Rangkaian Kegiatan dan Lomba
Pelaksanaan dimulai dengan senam kebugaran bersama sebagai pemanasan, kemudian dilanjutkan dengan empat cabang lomba yang telah dipersiapkan. Ketua pelaksana, Kepala Raudhatul Athfal (RA) Ar-Rahmah, Rahmayeni, menjelaskan jenis lomba yang menjadi inti acara.
- Estafet pingpong
- Estafet bola
- Estafet karet
- Gerak jalan kaki yang diikat
| Jenis Kegiatan | Fungsi |
|---|---|
| Senam kebugaran | Pemanasan dan kebersamaan |
| Empat lomba estafet dan gerak jalan | Pelatihan kerjasama tim dan komunikasi |
| Foto bersama | Penutup dan dokumentasi kekeluargaan |
Makna Lokal dan Implikasi
Di kota yang kaya adat dan tutur seperti Bukittinggi, pertemuan semacam ini memuat nilai kebersamaan yang lazim dipelihara dalam kehidupan sehari-hari. Kegiatan Dharmawanita bukan hanya soal rekreasi; ia menjadi medium bagi penguatan jaringan sosial yang dapat berdampak pada efektivitas kerja unit pelayanan publik, termasuk yang berkaitan dengan bidang pendidikan tingkat dini seperti RA.
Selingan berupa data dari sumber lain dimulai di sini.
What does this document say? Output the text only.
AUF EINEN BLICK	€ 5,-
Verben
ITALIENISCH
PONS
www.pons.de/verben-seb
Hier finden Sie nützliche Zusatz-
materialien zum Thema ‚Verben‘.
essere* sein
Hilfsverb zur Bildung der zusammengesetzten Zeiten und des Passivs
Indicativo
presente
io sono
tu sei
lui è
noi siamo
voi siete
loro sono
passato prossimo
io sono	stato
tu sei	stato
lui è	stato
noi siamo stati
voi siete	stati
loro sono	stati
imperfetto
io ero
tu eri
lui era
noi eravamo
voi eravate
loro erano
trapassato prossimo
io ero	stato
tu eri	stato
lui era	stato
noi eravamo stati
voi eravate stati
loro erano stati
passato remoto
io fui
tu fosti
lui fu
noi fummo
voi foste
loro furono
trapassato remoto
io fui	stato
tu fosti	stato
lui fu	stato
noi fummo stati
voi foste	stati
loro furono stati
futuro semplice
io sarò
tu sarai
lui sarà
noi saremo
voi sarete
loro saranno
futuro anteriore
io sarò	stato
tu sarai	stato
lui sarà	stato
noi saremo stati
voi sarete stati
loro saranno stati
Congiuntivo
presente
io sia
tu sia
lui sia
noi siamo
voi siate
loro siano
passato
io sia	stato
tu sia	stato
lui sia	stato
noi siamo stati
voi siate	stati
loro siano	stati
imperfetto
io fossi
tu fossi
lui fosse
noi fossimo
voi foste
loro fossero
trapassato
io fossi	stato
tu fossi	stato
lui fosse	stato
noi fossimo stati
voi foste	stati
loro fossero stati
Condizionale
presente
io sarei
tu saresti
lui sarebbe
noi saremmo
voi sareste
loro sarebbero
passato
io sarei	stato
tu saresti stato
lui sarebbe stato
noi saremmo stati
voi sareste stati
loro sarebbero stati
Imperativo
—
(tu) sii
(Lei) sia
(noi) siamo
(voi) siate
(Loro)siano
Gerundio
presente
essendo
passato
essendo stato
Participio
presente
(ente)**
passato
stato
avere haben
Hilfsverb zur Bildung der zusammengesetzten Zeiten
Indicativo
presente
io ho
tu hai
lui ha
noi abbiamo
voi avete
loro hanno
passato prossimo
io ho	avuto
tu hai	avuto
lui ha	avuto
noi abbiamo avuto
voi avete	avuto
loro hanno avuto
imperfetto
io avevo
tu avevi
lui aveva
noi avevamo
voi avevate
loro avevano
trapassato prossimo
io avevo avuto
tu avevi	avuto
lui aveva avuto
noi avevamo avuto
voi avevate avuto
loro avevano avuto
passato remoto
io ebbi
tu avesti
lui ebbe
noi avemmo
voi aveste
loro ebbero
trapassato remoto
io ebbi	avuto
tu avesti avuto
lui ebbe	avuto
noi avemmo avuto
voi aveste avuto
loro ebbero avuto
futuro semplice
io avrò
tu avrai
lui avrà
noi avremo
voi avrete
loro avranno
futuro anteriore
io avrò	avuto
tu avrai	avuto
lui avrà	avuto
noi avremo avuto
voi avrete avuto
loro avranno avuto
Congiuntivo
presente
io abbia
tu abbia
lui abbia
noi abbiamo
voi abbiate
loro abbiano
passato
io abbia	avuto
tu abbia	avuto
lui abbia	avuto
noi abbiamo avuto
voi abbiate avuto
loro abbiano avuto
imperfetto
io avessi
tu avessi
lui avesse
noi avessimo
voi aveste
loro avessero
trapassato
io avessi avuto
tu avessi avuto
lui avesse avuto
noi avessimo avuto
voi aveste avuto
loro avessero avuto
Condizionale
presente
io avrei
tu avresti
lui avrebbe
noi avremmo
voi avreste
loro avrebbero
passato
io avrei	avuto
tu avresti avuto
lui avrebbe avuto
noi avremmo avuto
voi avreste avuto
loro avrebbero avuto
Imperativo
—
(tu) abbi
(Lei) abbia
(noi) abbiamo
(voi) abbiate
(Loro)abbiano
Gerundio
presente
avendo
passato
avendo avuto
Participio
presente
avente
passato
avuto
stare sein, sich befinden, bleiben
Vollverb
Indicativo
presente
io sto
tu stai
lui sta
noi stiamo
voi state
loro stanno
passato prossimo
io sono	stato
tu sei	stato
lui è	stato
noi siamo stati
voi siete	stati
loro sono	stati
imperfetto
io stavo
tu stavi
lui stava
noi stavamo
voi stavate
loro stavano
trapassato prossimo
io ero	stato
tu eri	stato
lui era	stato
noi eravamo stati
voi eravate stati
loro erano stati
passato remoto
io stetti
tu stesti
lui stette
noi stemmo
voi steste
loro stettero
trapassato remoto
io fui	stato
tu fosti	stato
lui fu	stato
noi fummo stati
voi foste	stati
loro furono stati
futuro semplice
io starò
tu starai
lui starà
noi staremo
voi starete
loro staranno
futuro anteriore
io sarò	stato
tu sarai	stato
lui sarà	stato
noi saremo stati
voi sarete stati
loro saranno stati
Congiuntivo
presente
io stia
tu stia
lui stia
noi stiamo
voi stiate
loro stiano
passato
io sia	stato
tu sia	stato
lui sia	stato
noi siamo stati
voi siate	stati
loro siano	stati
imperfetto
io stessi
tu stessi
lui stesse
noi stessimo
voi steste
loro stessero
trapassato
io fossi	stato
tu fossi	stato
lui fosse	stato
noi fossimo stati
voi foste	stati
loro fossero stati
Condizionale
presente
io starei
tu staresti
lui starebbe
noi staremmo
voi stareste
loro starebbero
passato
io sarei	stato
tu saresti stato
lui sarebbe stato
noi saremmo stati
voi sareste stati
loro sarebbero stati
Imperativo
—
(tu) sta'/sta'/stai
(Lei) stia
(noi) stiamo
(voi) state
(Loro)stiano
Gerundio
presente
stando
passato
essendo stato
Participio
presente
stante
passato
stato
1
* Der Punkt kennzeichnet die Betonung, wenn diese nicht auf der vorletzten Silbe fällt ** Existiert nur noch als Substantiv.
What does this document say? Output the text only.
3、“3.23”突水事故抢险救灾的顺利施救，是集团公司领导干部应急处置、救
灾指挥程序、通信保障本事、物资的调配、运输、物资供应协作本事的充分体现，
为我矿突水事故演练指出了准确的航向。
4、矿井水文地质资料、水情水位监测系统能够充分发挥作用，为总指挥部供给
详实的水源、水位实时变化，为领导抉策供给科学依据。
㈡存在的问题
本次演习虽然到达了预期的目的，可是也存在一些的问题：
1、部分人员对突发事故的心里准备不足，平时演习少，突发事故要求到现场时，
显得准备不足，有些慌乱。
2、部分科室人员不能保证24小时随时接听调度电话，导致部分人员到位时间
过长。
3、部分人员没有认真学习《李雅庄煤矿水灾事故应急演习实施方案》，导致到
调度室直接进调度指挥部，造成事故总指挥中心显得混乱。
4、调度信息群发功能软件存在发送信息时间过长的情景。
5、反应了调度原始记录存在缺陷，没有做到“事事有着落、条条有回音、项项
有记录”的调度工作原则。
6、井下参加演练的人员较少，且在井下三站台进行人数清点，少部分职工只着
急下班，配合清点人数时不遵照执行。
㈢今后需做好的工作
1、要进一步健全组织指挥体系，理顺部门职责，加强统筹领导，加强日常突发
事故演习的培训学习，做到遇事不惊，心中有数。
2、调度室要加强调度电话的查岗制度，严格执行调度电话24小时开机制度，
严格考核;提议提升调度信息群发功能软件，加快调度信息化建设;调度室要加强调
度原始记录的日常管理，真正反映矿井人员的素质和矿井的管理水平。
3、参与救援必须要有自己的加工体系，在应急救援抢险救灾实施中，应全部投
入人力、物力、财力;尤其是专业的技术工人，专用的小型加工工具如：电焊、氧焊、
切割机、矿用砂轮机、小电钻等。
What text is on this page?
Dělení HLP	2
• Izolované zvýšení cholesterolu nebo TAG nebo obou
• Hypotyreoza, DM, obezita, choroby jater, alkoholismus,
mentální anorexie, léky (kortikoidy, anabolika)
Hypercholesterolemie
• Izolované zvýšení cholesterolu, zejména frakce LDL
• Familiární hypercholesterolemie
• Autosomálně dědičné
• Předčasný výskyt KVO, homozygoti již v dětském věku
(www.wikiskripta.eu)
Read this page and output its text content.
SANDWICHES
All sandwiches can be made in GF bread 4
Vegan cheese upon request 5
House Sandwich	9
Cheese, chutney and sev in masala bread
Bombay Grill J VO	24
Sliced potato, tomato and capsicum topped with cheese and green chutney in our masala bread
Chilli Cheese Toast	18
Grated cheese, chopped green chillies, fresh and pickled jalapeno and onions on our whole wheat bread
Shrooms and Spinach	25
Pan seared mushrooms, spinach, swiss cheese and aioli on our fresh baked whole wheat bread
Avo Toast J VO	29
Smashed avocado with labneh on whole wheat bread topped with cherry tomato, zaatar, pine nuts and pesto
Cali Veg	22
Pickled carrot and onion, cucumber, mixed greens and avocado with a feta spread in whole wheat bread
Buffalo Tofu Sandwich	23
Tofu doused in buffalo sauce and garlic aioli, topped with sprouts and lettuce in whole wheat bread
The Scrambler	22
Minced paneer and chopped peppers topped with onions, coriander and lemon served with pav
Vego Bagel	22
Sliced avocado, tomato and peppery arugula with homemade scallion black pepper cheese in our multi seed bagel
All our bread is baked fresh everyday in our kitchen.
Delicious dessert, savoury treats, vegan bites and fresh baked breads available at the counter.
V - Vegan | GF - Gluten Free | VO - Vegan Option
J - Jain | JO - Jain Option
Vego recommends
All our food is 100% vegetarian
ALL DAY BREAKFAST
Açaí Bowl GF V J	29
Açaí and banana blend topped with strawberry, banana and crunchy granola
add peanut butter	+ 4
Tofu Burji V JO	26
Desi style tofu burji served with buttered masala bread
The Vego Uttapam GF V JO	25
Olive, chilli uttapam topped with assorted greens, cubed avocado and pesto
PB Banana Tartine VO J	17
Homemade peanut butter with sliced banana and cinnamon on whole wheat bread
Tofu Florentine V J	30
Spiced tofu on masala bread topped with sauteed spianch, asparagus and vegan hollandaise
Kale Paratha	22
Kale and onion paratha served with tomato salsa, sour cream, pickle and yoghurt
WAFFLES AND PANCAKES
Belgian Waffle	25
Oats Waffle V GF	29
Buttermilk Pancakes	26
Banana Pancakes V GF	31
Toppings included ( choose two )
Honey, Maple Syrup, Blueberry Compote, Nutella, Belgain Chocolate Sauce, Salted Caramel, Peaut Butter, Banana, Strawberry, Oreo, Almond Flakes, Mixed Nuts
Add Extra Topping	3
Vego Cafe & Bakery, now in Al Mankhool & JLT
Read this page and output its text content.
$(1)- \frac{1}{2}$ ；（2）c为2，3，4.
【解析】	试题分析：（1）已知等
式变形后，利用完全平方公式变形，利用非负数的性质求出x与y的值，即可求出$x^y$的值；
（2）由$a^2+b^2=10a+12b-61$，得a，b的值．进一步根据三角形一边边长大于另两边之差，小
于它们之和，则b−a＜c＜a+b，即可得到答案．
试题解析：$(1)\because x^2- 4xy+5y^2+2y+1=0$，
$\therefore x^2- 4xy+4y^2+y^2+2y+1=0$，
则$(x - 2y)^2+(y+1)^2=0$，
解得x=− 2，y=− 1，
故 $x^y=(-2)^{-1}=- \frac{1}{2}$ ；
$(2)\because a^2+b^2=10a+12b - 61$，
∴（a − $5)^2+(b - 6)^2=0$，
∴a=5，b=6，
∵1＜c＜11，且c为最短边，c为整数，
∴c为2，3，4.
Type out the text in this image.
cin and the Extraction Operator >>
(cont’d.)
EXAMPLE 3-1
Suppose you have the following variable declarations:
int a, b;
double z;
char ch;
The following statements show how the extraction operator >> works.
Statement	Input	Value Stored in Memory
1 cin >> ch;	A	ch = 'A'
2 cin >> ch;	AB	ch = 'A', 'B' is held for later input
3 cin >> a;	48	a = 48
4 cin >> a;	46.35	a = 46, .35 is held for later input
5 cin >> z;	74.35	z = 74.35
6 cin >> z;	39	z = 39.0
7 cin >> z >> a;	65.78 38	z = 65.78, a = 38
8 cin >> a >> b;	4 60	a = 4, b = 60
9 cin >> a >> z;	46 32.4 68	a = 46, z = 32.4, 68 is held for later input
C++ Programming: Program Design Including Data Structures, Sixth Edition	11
Selain aspek internal organisasi, acara juga mencerminkan kepekaan sosial. Ajakan mendoakan korban bencana di NTT, Sulteng, dan Sumut menunjukkan adanya hubungan empatik antara komunitas lokal dengan peristiwa nasional. Hal ini penting mengingat peran organisasi perempuan dalam memobilisasi dukungan sosial di tingkat kota.
Penutup
Acara diakhiri dengan foto bersama, menandai kebersamaan yang terjalin dan komitmen anggota untuk mendukung program Dharmawanita serta program Kementerian Agama. Rangkaian kegiatan menunjukkan bahwa pertemuan bulanan bisa menjadi tempat menabur nilai kerja sama dan mempererat tali persaudaraan, bak benang yang dijalin menjadi kain songket—kuat dan indah bila dipelihara bersama.
Pelajaran yang tersisa: pertemuan yang dipadukan unsur kebugaran, permainan, dan doa menjadi strategi efektif memperkuat sinergi organisasi di Bukittinggi tanpa mengesampingkan rasa kebersamaan dan tanggung jawab sosial.